Vous connaissez déjà sûrement « Les Indes fourbes ».
Il s'agit de l'histoire d'un pícaro ; autrement dit d'un aventurier de basse extraction qui tente, par tous les moyens, de se sortir de sa condition, en l’occurrence ici, au cœur d'un « Nouveau Monde » quasi encore inconnu et hostile.
Pour ceux que cela intéresse, j'avais utilisé cette figure de la littérature espagnole, le pícaro donc, lors de ma critique de Vera Cruz, le film de Robert Aldrich [Pour en savoir +].
Mais revenons à nos cochons d'inde !
Cette bande dessinée se propose d'être la suite d'un roman picaresque, écrit par Francisco de Quevedo au début du XVIIè siècle, intitulé El Buscón, la Vie de l'Aventurier Don Pablos de Ségovie.
Un roman qui voyait partir, à sa toute fin, ledit Pablos vers les « Indes » (i.e. l'Amérique) y tenter sa chance.
Ce sont les péripéties qui l'y attendent que le scénariste Alain Ayroles et le dessinateur Juanjo Guarnido ont imaginé dans cet album.
Un album hors-norme qui a nécessité 10 ans de travail pour un format inhabituel (25 x 34), une pagination à la hauteur de l'enjeu (145 planches), un premier tirage de 120 000 exemplaires, et un prix à l'avenant : 34,90 €.
Bref, vous savez déjà sûrement tout ça.
Ce sur quoi j'aimerais revenir tient en quelques pages.
En effet, Pablos est découvert au presque tout début de son périple par des esclaves africains naufragés. Lesquels l'épargnent, et de fil en aiguille comme on s'y attend, la discussion dérive vers l'esclavage.
Leur chef demande - à juste raison - pourquoi les Blancs ne se servent par directement chez les indigènes, les Indiens ?
On remarquera qu'il ne remet pas en cause l'esclavage. Mais poursuivons.
Ce à quoi Pablos invoque la célèbre controverse de Valladolid. Soit !
Toutefois, en lisant cette séquence, et plus tard l'attaque du village indien (mais n'allons pas trop vite), je me suis dit que si « Les Indes fourbes » voulait donner une mauvais image de l'Europe, les auteurs ne s'y prendraient pas autrement.
Un peu comme l'a fait plus précisément pour la France Olivier Norek, dans son roman [Pour en savoir +].
Non pas que Pablos dise des choses fausses, pas du tout.
Simplement il fait montre d'une hémiplégie qui oriente la pensée des lecteurs.
Tout d'abord en ne remettant pas en cause l'esclavage, la discussion qui se déroule entre Pablos et le chef des « marrons », permet d'éviter de parler de l'esclavage, et notamment de celui des Européens (voir l'origine du mot lui-même).
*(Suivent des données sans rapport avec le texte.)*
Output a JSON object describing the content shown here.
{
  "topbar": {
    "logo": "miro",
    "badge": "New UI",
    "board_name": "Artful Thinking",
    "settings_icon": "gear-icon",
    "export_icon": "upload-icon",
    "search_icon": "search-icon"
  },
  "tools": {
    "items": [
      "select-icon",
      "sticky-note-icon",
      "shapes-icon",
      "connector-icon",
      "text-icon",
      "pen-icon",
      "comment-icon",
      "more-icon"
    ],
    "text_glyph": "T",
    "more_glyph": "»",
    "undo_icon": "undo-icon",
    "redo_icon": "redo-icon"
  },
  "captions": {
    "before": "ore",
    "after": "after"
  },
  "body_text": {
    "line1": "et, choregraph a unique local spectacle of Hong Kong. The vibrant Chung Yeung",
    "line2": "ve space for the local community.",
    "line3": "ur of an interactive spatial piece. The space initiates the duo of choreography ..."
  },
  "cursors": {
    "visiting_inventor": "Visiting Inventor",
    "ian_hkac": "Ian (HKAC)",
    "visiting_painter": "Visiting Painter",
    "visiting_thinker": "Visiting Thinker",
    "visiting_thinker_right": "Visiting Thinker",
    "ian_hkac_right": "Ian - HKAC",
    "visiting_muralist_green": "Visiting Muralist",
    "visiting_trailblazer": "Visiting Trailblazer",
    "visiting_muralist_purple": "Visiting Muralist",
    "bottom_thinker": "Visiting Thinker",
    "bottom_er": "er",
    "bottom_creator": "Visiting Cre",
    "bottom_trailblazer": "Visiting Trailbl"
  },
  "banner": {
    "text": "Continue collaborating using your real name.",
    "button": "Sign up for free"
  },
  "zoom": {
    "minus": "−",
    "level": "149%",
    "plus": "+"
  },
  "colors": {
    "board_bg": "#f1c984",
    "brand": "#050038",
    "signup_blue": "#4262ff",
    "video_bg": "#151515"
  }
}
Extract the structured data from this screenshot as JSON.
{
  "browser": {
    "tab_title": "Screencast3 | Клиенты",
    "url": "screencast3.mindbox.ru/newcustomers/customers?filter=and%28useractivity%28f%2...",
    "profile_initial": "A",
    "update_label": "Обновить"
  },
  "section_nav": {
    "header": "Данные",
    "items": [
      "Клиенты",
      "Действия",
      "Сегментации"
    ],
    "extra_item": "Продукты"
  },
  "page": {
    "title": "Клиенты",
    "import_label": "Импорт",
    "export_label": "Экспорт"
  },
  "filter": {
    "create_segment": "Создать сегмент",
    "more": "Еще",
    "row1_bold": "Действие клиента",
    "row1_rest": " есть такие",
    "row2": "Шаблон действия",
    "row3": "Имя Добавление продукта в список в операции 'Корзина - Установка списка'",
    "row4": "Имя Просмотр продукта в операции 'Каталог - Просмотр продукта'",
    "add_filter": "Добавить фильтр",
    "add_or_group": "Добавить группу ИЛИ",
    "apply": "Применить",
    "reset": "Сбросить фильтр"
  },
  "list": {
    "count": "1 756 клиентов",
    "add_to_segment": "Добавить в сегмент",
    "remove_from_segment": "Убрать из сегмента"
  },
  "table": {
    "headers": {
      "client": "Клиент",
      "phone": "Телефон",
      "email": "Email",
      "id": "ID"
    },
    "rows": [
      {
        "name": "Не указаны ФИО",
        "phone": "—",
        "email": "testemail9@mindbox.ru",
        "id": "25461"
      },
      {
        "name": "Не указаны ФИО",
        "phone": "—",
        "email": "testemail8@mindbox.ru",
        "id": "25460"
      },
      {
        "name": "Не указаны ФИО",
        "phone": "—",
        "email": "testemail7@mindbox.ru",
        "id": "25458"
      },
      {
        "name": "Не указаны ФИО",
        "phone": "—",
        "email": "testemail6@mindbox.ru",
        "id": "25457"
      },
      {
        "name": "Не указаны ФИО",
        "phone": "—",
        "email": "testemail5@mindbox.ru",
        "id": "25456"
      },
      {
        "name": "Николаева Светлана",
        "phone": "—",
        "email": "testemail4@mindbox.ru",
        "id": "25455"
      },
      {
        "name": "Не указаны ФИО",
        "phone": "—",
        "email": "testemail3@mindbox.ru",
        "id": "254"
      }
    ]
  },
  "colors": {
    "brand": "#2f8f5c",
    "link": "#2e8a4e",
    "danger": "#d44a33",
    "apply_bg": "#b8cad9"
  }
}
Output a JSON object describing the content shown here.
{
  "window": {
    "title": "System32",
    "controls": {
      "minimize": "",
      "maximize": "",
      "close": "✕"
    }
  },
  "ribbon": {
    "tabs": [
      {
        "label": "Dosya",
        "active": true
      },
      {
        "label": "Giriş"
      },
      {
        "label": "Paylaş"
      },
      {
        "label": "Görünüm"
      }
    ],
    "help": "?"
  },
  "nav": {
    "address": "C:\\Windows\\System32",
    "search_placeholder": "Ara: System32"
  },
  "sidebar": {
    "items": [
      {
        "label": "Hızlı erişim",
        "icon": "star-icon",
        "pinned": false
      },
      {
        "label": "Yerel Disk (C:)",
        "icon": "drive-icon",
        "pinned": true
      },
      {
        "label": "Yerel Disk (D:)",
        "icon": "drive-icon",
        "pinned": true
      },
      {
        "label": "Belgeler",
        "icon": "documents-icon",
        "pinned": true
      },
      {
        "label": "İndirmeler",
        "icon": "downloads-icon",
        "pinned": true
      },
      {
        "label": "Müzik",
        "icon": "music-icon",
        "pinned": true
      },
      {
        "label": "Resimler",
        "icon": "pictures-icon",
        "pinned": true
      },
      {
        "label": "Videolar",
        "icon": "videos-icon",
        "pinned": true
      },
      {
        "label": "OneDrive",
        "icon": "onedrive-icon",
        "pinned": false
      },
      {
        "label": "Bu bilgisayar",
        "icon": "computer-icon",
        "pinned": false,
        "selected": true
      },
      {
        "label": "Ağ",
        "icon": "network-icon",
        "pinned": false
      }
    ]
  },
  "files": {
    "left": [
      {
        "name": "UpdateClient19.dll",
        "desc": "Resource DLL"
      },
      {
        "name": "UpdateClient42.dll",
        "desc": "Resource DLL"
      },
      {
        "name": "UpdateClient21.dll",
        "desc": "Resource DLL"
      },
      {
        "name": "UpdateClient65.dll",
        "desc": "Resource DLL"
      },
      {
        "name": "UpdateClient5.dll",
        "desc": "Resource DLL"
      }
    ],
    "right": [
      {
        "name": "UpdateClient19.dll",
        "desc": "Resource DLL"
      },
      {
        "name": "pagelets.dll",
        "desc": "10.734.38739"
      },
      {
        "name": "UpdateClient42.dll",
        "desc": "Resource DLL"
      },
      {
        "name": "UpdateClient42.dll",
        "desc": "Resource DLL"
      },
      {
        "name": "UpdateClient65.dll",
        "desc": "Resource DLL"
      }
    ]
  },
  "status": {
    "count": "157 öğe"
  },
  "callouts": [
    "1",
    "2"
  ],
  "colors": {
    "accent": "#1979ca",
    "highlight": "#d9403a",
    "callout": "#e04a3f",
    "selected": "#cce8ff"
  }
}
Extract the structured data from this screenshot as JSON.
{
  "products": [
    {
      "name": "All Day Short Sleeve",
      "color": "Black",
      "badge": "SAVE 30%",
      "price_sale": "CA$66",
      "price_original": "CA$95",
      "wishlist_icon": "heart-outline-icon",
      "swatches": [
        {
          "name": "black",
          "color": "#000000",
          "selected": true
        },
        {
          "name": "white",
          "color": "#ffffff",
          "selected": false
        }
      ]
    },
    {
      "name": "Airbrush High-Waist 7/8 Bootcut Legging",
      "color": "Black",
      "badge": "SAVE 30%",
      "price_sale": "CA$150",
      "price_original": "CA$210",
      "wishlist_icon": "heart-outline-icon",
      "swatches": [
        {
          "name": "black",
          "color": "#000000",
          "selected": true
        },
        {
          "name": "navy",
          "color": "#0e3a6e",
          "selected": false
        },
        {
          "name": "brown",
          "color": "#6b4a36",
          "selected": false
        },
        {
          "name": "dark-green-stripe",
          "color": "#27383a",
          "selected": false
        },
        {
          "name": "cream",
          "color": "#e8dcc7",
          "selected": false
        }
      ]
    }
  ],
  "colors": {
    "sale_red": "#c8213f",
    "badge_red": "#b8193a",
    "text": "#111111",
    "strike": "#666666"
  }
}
À partir de là, nul doute que Pablos, qui n'était certainement pas sans méconnaitre les pratiques des « Barbaresques », les aurait convoqués au banquet des accusés.
Au lieu de ça la discussion reste centré sur le « commerce triangulaire ». Oui c'est fourbe, mais pas faux non plus.
Il aurait peut-être pu aussi, s'il n'était pas comme madame Christiane Taubira, évoquer alors le traitement que faisaient subir les négriers arabo-musulmans à leurs esclaves : la castration.
Mais là, bizarrement, l'ancien esclave se demande seulement pourquoi d'autres ne subissent pas sont propre sort.
Une attitude bien peu charitable, qu'heureusement nos auteurs démentiront pas plus trad que tout de suite .....
Or donc, plutôt que d'avoir une discussion de fond sur la traite négrière, on a un Pablos qui sort un argument qui ne manquera pas de faire se dresser les cheveux sur la tête des lecteurs d'aujourd'hui, plutôt que de contextualiser une pratique dont personne, pas même les Africains de l'époque, ne devrait être fier.
Mais qui en tout cas ne manque pas de donner une très mauvaise image de l'Europe, ou plutôt disons des Blancs, non pas en mentant, mais en tenant un discours qui propose un biais, qui en fait les seuls accusés. Fourbe disais-je.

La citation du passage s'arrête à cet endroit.